The client application running in the web browser uses widgets and controls the web communication process. It interacts with both the server for signaling and separate application to establish media path. This project will create widgets for common web communication tasks such as two-party voice call. The widgets are combination of HTML, Javascript and/or plugin applications to enable a specific function. A web developer can use such widgets in her web pages to quickly incorporate the web communication feature for the web site.

When a widget is loaded in the browser, it should first detect whether appropriate version of the separate application is running on host computer or not. If needed, it should prompt the user to install a particular version of the separate application.

The two-party communication widget should have developer API to login and logout, and to initiate, receive, accept or reject calls. It should also have API to control device parameters such as microphone mute state, speaker volume, etc.

Part 5 (week 9-11): Client Widget and Web Application
  1. Implement the two-party communication widget and an example web page to facilitate two-party voice call. The widget should be available as a Javascript library, and the web page should use only HTML and Javascript to access the widget.
  2. Write a short developer tutorial on how to build web communication applications using your widget.
  3. Write specific tasks that are needed to extend your widget to support advanced communication such as multiparty conferencing, video, etc.

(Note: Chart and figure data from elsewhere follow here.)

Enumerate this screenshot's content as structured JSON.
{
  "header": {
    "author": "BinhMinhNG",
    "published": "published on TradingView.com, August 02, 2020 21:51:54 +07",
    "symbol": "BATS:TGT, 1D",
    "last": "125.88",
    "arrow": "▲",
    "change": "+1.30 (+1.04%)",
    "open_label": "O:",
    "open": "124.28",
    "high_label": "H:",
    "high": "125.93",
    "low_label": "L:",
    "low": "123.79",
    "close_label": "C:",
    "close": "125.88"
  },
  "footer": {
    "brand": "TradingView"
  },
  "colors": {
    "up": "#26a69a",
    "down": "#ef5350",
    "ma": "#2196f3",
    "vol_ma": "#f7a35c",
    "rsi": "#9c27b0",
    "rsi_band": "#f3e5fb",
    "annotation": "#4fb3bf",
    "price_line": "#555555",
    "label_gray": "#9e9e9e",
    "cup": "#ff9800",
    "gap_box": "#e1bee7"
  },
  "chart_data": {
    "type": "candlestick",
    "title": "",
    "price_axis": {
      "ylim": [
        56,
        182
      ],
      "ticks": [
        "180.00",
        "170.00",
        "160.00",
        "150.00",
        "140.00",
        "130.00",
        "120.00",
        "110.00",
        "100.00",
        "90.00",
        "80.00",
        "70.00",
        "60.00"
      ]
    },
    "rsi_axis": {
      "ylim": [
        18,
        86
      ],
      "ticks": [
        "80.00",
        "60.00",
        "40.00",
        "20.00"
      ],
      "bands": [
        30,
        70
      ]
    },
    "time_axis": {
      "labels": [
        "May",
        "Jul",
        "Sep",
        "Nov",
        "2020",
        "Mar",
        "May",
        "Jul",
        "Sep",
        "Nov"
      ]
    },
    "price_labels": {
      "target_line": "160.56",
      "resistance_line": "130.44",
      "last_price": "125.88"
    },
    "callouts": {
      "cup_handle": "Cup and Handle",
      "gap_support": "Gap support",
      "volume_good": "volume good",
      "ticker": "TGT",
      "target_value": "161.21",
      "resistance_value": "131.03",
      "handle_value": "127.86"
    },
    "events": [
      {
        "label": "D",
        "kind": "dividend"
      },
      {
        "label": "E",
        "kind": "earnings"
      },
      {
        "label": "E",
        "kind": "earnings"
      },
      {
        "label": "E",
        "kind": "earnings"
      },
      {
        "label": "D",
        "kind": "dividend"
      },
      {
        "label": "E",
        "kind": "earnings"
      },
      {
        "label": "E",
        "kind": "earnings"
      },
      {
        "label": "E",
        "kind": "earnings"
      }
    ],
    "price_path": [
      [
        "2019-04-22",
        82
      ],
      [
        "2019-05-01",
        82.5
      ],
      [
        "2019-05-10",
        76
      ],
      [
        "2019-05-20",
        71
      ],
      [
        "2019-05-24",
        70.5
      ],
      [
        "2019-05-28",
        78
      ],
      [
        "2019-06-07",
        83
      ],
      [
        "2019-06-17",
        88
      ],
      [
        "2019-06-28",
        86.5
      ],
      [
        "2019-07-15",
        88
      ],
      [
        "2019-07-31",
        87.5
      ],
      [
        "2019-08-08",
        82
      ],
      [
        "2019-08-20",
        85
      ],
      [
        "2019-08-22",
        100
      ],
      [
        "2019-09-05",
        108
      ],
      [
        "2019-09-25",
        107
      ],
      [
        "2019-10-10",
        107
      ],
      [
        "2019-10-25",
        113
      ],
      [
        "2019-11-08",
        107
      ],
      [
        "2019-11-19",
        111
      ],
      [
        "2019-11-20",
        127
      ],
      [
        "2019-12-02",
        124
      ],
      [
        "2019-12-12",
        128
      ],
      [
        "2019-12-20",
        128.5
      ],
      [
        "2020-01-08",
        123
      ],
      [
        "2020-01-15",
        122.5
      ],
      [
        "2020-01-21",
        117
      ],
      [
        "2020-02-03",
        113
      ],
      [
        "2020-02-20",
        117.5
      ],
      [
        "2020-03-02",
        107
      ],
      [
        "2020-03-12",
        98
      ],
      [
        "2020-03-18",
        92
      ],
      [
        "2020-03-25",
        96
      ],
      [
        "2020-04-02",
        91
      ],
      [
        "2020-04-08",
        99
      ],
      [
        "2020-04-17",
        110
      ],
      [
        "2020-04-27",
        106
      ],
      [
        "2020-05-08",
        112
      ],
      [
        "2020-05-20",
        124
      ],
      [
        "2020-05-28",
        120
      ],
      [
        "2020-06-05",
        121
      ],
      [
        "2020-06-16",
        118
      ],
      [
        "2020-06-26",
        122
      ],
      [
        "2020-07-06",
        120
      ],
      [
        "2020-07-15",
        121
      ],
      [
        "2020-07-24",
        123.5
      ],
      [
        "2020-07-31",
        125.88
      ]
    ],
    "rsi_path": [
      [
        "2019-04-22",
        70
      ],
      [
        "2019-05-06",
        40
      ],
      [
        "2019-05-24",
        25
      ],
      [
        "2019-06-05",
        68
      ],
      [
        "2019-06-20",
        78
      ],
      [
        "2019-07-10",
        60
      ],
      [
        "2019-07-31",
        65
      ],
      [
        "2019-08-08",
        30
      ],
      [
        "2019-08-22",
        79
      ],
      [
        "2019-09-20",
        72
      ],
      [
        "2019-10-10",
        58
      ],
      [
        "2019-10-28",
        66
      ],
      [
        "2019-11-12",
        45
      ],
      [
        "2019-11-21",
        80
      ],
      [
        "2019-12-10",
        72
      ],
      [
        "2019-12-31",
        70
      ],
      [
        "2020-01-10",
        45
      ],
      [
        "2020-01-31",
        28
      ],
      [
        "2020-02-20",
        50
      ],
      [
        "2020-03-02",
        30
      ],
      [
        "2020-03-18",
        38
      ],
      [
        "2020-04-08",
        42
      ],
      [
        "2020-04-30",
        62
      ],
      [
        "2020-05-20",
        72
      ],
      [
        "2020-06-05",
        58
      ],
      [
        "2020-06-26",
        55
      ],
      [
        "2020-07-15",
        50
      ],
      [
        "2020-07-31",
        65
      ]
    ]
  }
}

One factor that defines the success of any web application is how easy it is to use. Our project includes a separate application that must be installed by the end user. To provide a seamless and immersive web experience, the installation of this separate application should be as easy as possible. Secondly, for a third-party web site to use this project, some server side component needs to be installed as well.

Part 6 (week 12-13): Application Installer
  1. Create an installer for your separate application that can be easily run by the end user on various platforms. Optionally, allow automatic version upgrade. Your client widget should prompt the user to install if needed.
  2. Create an installer for your server side application. You can assume external components such as Apache web server and Mysql database are already installed.

Documentation and demonstration of this project are crucial grading components. Unlike homework assignments, this project requires high quality software engineering practice because there will be more/different students working on or extending it in future. For a successful project, you should provide the following deliverables.

Project Deliverables
  1. Design document as described in part 2.
  2. Source code with extensive code comments for all the software components and test scripts (part 3-5).
  3. Application installers as described in part 6 and available to any one on the Internet.
  4. Meeting minutes of all the project related meetings highlighting important decisions, action items and accomplishments.
  5. A short tutorial describing how to use your software from a web application developer's point of view.
  6. A 2-page project report highlighting your goals, accomplishments, project experience, and future work.